やさしい獣の夜の事情(拍手お礼文)


※がっつり下ネタ注意


「お前ってさ」

 それは昼休み、仗助と億泰がいつものように昼食をとったあと、授業までの数分を紙パックの飲み物を飲んでいたひとときの話である。徐に声をかけたのは億泰だった。二人は彼らを並べると小さく見える勉強机を挟んで座っていた。

「百々子で抜いたりすんの?」
「ブッフォオーッゲホ」

 ガハッゴホッとさらに何度かえげつない咳を繰り返したのは、唐突な億泰の質問のせいで間違いない。仗助は血走った目で溢れそうになった涎を拭いながら、平然と「大丈夫かァ?」と尋ねる億泰を見た。

「テメ、そりゃどういう…」
「だァから、俺ら男だよォ?やっぱ生理現象ってモンがあるだろォ?で、やっぱ一人で慰めるにしても、オカズが必要なわけだろォ?」
「いやいやいや、それは分かってンだよ」


 億泰の言いたいことの意味はわかっている。健全な男、それも育ち盛りの高校男子ともなればそれなりに性欲だって備わっている。だが論点はそこではない。この目の前の虹村億泰は、親友の東方仗助が自分の妹のことを好きなのだとつい最近知ったばかりだ。親友が自分の妹に好意を寄せるなんて、兄としては複雑なものではないのだろうか。仗助だったら多分複雑な気持ちになる。しかし億泰はあろうことか、男のそういう事情に妹を絡ませてきたのだ。

「いや、まあ…抜かねえ、っつったら、嘘にはなるけどよ…」

 何故自分の性事情を話さねばならないのだ、という思いから仗助の声は小さくなっていく。彼のそんな言葉を億泰は「へえ」と興味津々な様子で聞いていた。

「お前こんなの聞いて嫌な気持ちになんねえのかよ」
「……なんだろうな、この気持ち」
「知らねえよ」

 億泰の意味不明な言動に仗助は残っていたパックのジュースを全て飲み干す。

「仗助ェ」
「なんだよ」
「あいつ彼氏いたことねえのよ」
「…へえ」
「なんだよ、もっと驚けよ」
「いやうれしいよ?!今まで誰のものにもなってねえんだ、とは思うけどよ?兄貴のお前の前だとどんな顔すりゃいいか分かんねぇんだよ」

 そう言ってそっぽを向くと、億泰が笑ったらしい。独特の掠れた声が仗助の右の耳に入ってくる。

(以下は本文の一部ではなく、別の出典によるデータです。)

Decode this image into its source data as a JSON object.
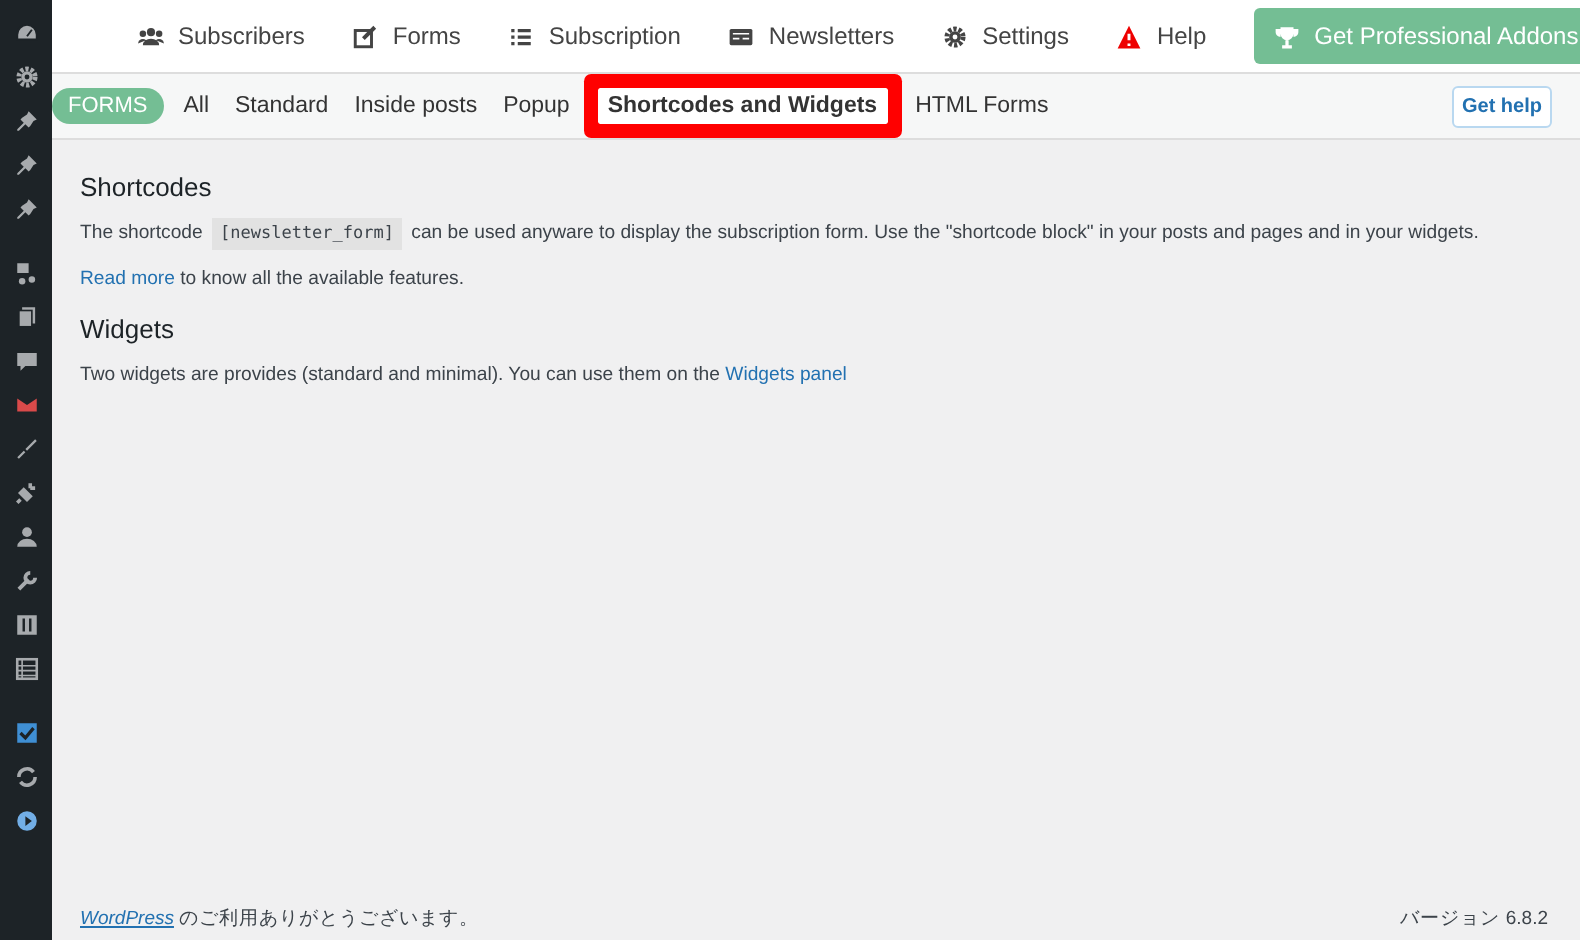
{
  "nav": [
    {
      "label": "Subscribers"
    },
    {
      "label": "Forms"
    },
    {
      "label": "Subscription"
    },
    {
      "label": "Newsletters"
    },
    {
      "label": "Settings"
    },
    {
      "label": "Help"
    }
  ],
  "promo_button": "Get Professional Addons",
  "section_badge": "FORMS",
  "tabs": [
    {
      "label": "All",
      "selected": false
    },
    {
      "label": "Standard",
      "selected": false
    },
    {
      "label": "Inside posts",
      "selected": false
    },
    {
      "label": "Popup",
      "selected": false
    },
    {
      "label": "Shortcodes and Widgets",
      "selected": true
    },
    {
      "label": "HTML Forms",
      "selected": false
    }
  ],
  "help_button": "Get help",
  "shortcodes": {
    "title": "Shortcodes",
    "text_before": "The shortcode",
    "code": "[newsletter_form]",
    "text_after": "can be used anyware to display the subscription form. Use the \"shortcode block\" in your posts and pages and in your widgets.",
    "link": "Read more",
    "link_after": "to know all the available features."
  },
  "widgets": {
    "title": "Widgets",
    "text": "Two widgets are provides (standard and minimal). You can use them on the",
    "link": "Widgets panel"
  },
  "footer": {
    "link": "WordPress",
    "text": "のご利用ありがとうございます。",
    "version": "バージョン 6.8.2"
  }
}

「彼氏いたことはねぇけど、めちゃくちゃ声かけられるんだよな」
「まあそりゃ、かわいいもんな、普通に」
「そうだろ?俺の妹、かわいいんだよ」
「いやこれ何の話だよ」

♢♢♢

 その日の夜のことである。食事も済ませ、ゲームを終わり、風呂も入った。その日のやらなければならないことが全て終わって、あとは寝るだけのこの貴重な時間。雑誌を見ながら瞼が落ちるのを待つこの時間に、仗助はふと今日の億泰との話を思い出してしまう。多分、見ていた雑誌に百々子に似た小柄なモデルが載っていたからだろう。

『あいつ彼氏いたことねえのよ』
『百々子で抜いたりすんの?』

 その小柄なモデルから百々子を連想し、昼間の下世話な話を思い出してしまった。そうすると仗助はいつも夜な夜な慰めるときの、妄想の中での百々子を思い出してしまう。

「〜〜〜ア"ァッ」

 あまりにも自分の気持ちに正直な下半身に仗助は頭を抱える。既にご自慢のリーゼントはとっぱらってしまっているので、存分に頭をガシガシと触った。

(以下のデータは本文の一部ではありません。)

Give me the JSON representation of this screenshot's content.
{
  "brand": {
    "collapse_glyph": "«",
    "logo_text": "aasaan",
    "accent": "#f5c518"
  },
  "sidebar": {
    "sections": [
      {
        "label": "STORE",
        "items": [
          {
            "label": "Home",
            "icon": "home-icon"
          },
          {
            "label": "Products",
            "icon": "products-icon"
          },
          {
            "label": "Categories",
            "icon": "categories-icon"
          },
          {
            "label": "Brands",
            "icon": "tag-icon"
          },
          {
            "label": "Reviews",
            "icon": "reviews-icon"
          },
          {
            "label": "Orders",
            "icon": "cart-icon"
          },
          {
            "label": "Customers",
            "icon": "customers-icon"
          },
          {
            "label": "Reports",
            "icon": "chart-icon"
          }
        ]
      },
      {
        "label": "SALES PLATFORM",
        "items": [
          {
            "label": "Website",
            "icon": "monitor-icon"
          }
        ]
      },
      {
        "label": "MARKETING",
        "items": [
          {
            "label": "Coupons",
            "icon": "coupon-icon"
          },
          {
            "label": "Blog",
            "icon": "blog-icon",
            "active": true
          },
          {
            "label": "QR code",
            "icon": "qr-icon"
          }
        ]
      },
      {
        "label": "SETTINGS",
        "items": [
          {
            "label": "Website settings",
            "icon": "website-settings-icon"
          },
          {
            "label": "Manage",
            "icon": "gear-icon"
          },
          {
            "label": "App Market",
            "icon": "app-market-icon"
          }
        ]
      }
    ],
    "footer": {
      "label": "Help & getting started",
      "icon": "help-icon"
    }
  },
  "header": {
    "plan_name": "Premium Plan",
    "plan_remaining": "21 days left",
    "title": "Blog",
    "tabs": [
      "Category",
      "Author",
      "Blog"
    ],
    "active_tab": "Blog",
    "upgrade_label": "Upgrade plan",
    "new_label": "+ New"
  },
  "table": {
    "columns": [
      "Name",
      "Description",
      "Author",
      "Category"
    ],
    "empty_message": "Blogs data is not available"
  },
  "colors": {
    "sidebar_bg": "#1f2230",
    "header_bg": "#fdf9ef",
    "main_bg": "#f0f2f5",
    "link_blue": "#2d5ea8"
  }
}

 この行為に及ぶことにもはや抵抗などはない。ただ百々子を好きになってから、ずっと一人でするときは妄想の中で彼女をめちゃくちゃにしてしまっているので、達した後の倦怠感に罪悪感が加わっている。毎度申し訳なく思いながらも、でも妄想の中の彼女がとんでもなく可愛くて仕方がないので、仗助はやめる術を見失ってしまった。最近では百々子がかわいいのが悪い、という結論に至るくらいである。

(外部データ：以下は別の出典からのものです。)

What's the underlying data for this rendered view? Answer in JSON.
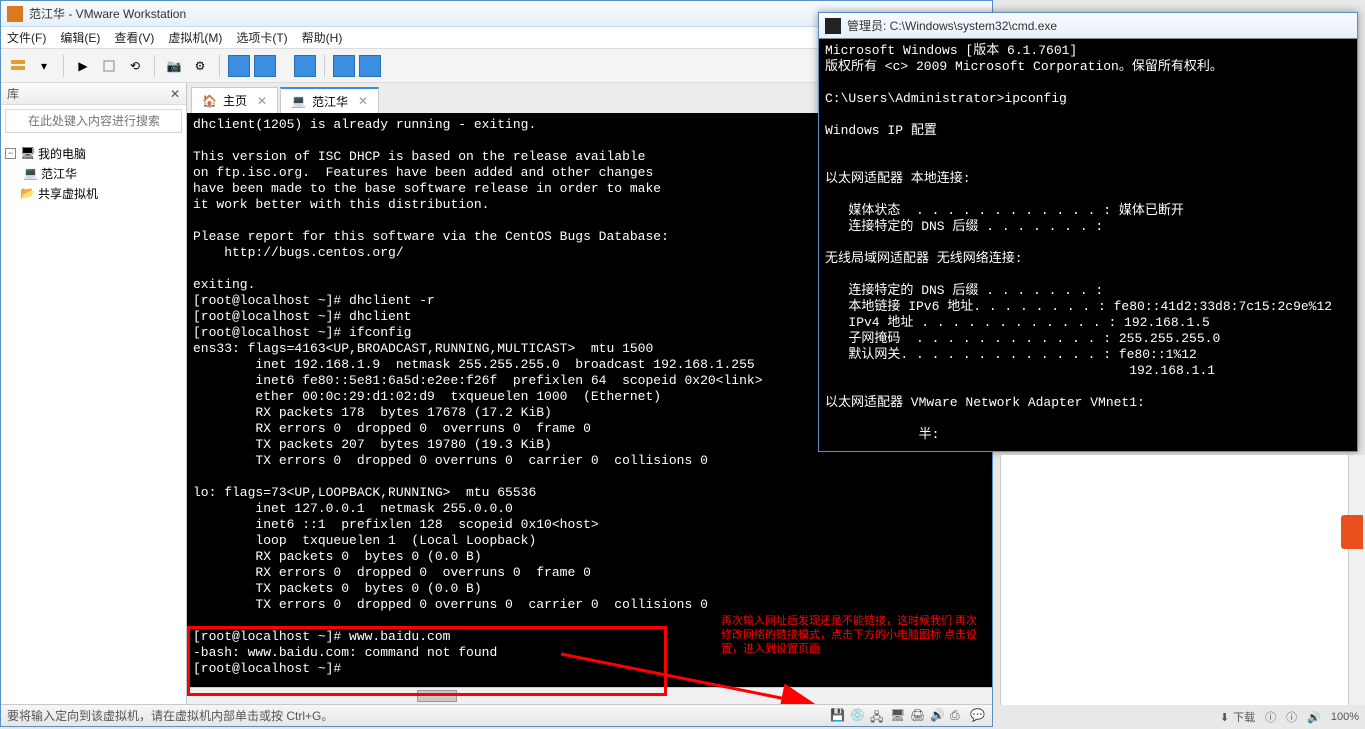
{
  "vmw": {
    "title": "范江华 - VMware Workstation",
    "menu": {
      "file": "文件(F)",
      "edit": "编辑(E)",
      "view": "查看(V)",
      "vm": "虚拟机(M)",
      "tabs": "选项卡(T)",
      "help": "帮助(H)"
    },
    "lib_hdr": "库",
    "search_ph": "在此处键入内容进行搜索",
    "tree": {
      "root": "我的电脑",
      "child1": "范江华",
      "child2": "共享虚拟机"
    },
    "tabs": {
      "home": "主页",
      "vm": "范江华"
    },
    "status": "要将输入定向到该虚拟机，请在虚拟机内部单击或按 Ctrl+G。"
  },
  "console_lines": [
    "dhclient(1205) is already running - exiting.",
    "",
    "This version of ISC DHCP is based on the release available",
    "on ftp.isc.org.  Features have been added and other changes",
    "have been made to the base software release in order to make",
    "it work better with this distribution.",
    "",
    "Please report for this software via the CentOS Bugs Database:",
    "    http://bugs.centos.org/",
    "",
    "exiting.",
    "[root@localhost ~]# dhclient -r",
    "[root@localhost ~]# dhclient",
    "[root@localhost ~]# ifconfig",
    "ens33: flags=4163<UP,BROADCAST,RUNNING,MULTICAST>  mtu 1500",
    "        inet 192.168.1.9  netmask 255.255.255.0  broadcast 192.168.1.255",
    "        inet6 fe80::5e81:6a5d:e2ee:f26f  prefixlen 64  scopeid 0x20<link>",
    "        ether 00:0c:29:d1:02:d9  txqueuelen 1000  (Ethernet)",
    "        RX packets 178  bytes 17678 (17.2 KiB)",
    "        RX errors 0  dropped 0  overruns 0  frame 0",
    "        TX packets 207  bytes 19780 (19.3 KiB)",
    "        TX errors 0  dropped 0 overruns 0  carrier 0  collisions 0",
    "",
    "lo: flags=73<UP,LOOPBACK,RUNNING>  mtu 65536",
    "        inet 127.0.0.1  netmask 255.0.0.0",
    "        inet6 ::1  prefixlen 128  scopeid 0x10<host>",
    "        loop  txqueuelen 1  (Local Loopback)",
    "        RX packets 0  bytes 0 (0.0 B)",
    "        RX errors 0  dropped 0  overruns 0  frame 0",
    "        TX packets 0  bytes 0 (0.0 B)",
    "        TX errors 0  dropped 0 overruns 0  carrier 0  collisions 0",
    "",
    "[root@localhost ~]# www.baidu.com",
    "-bash: www.baidu.com: command not found",
    "[root@localhost ~]# "
  ],
  "annotation": "再次输入网址后发现还是不能链接，这时候我们\n再次修改网络的链接模式，点击下方的小电脑图标\n点击设置，进入到设置页面",
  "cmd": {
    "title": "管理员: C:\\Windows\\system32\\cmd.exe",
    "lines": [
      "Microsoft Windows [版本 6.1.7601]",
      "版权所有 <c> 2009 Microsoft Corporation。保留所有权利。",
      "",
      "C:\\Users\\Administrator>ipconfig",
      "",
      "Windows IP 配置",
      "",
      "",
      "以太网适配器 本地连接:",
      "",
      "   媒体状态  . . . . . . . . . . . . : 媒体已断开",
      "   连接特定的 DNS 后缀 . . . . . . . :",
      "",
      "无线局域网适配器 无线网络连接:",
      "",
      "   连接特定的 DNS 后缀 . . . . . . . :",
      "   本地链接 IPv6 地址. . . . . . . . : fe80::41d2:33d8:7c15:2c9e%12",
      "   IPv4 地址 . . . . . . . . . . . . : 192.168.1.5",
      "   子网掩码  . . . . . . . . . . . . : 255.255.255.0",
      "   默认网关. . . . . . . . . . . . . : fe80::1%12",
      "                                       192.168.1.1",
      "",
      "以太网适配器 VMware Network Adapter VMnet1:",
      "",
      "            半:"
    ]
  },
  "tray": {
    "download": "下载",
    "speed": "ⓘ",
    "vol": "🔊",
    "pct": "100%"
  }
}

 欲を解き放し、ベッドに背中から倒れ込む。マットレスがぎしりと軋み、ほんの少しだけずらしたズボンから出る肌が布団と接して気持ちの良い背徳感を得る。

「かわいすぎんだよ…」

 言い放たれたのは妄想の中の彼女に捧げられた仗助からの最上級の褒め言葉であった。